Por otra parte, las circunstancias corrientes, indican que las aulas de clase permanecerán cerradas durante más tiempo y llegado el momento difícilmente reabrirán de la misma manera. Todo el globo discute sobre el fenómeno de la migración desde la educación presencial hacia esquemas diferentes, a raíz de la pandemia. El formato virtual, a distancia y otros recursos. Una preocupación usual, se refuta si, ¿Es procedente la educación en arquitectura de manera impersonal?. Pero sin duda, ese no es el verdadero desafío en cuestión. La educación con independencia es simplemente un vehículo, y ahora también un catalizador. No es inédito. Ha existido durante mucho tiempo, aunque no ha sido ejercitado plenamente. El problema verdadero que nos está haciendo ver la crisis actual, es que la formación de los arquitectos, producto de la imposibilidad de la estrecha relación maestro – aprendiz,  pueda cambiar hacia otros arquetipos de la educación, donde ya no se produce una subordinación acérrima del uno sobre el otro, sino donde el profesor debe ser capaz de transmitir los elementos fundamentales, y donde los estudiantes están obligados a desarrollar una madurez y una autonomía bien fundada.

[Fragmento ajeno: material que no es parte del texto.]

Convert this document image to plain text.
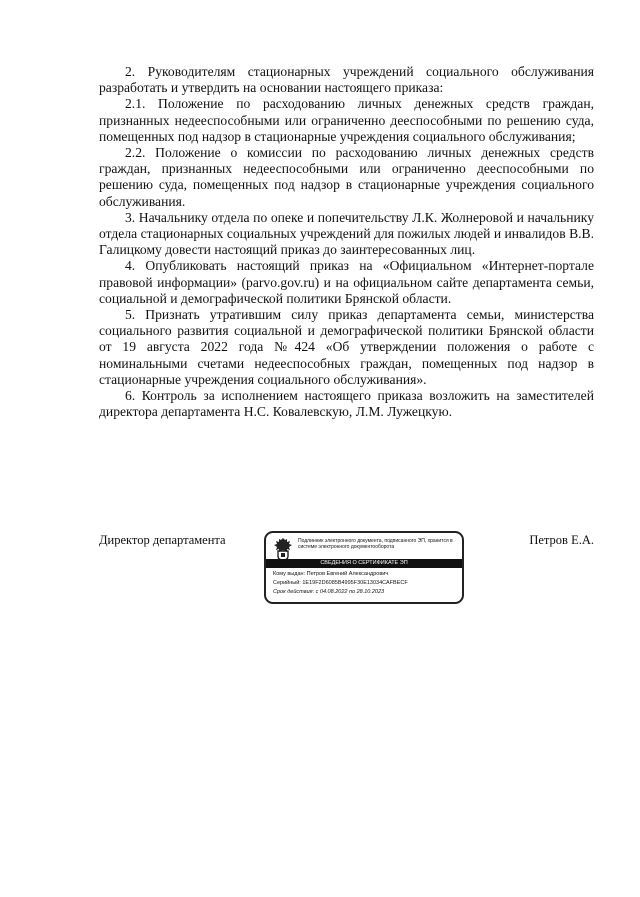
2. Руководителям стационарных учреждений социального обслуживания разработать и утвердить на основании настоящего приказа:

2.1. Положение по расходованию личных денежных средств граждан, признанных недееспособными или ограниченно дееспособными по решению суда, помещенных под надзор в стационарные учреждения социального обслуживания;

2.2. Положение о комиссии по расходованию личных денежных средств граждан, признанных недееспособными или ограниченно дееспособными по решению суда, помещенных под надзор в стационарные учреждения социального обслуживания.

3. Начальнику отдела по опеке и попечительству Л.К. Жолнеровой и начальнику отдела стационарных социальных учреждений для пожилых людей и инвалидов В.В. Галицкому довести настоящий приказ до заинтересованных лиц.

4. Опубликовать настоящий приказ на «Официальном «Интернет-портале правовой информации» (parvo.gov.ru) и на официальном сайте департамента семьи, социальной и демографической политики Брянской области.

5. Признать утратившим силу приказ департамента семьи, министерства социального развития социальной и демографической политики Брянской области от 19 августа 2022 года №424 «Об утверждении положения о работе с номинальными счетами недееспособных граждан, помещенных под надзор в стационарные учреждения социального обслуживания».

6. Контроль за исполнением настоящего приказа возложить на заместителей директора департамента Н.С. Ковалевскую, Л.М. Лужецкую.

Директор департамента	Подлинник электронного документа, подписанного ЭП, хранится в системе электронного документооборота
СВЕДЕНИЯ О СЕРТИФИКАТЕ ЭП
Кому выдан: Петров Евгений Александрович
Серийный: 1Е19F2D6085В4995F30Е13034САFBECF
Срок действия: с 04.08.2022 по 28.10.2023
Петров Е.А.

La pregunta que queda en el aire es si ¿estamos dispuestos?, y ¿cómo lo vamos a hacer?.

Volviendo a Fuller, en 1976 la Biósfera sufrió un incendio que hizo desaparecer el recubrimiento de acrílico envolvente de la cúpula, que le proporcionaba si bien un aspecto misterioso e insospechado, también opaco e impenetrable. Pero este accidente que trastocó bruscamente la obra de Fuller, lejos de perjudicarla, permitió revelar definitivamente, las cualidades integrales de toda la estructura y de la »ciudad desconocida» que se ocultaba contenida en su interior.

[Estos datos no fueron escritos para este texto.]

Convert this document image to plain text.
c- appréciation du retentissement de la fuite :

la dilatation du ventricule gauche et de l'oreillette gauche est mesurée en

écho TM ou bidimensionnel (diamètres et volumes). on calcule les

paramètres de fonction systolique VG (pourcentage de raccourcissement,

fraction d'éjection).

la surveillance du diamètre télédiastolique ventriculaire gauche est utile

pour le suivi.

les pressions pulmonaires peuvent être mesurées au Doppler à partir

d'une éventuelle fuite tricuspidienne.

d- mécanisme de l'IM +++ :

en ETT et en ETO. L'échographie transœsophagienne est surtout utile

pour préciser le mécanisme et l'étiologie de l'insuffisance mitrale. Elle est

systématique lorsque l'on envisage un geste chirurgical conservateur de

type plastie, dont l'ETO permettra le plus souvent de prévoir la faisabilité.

Cómo la cúpula geodésica, la educación debe prescindir de los mantos protectores, para transparentarse y adquirir una estructura más autentica, con una expansión de todo su potencial.

Marcos Coronel Bravo. Arquitecto. Profesor. Faber

Nota final: Las crisis son un punto de quiebre. Y la famosa -nueva normalidad- no puede significar volver a lo mismo. A nuestros anhelados hábitos de siempre. Sino avanzar hacia algo que tenemos que construir. Incluso a pesar del gravísimo estado en que se encuentran las universidades nacionales, su infraestructura, su equipamiento, y su personal. Eso también debe cambiar urgentemente.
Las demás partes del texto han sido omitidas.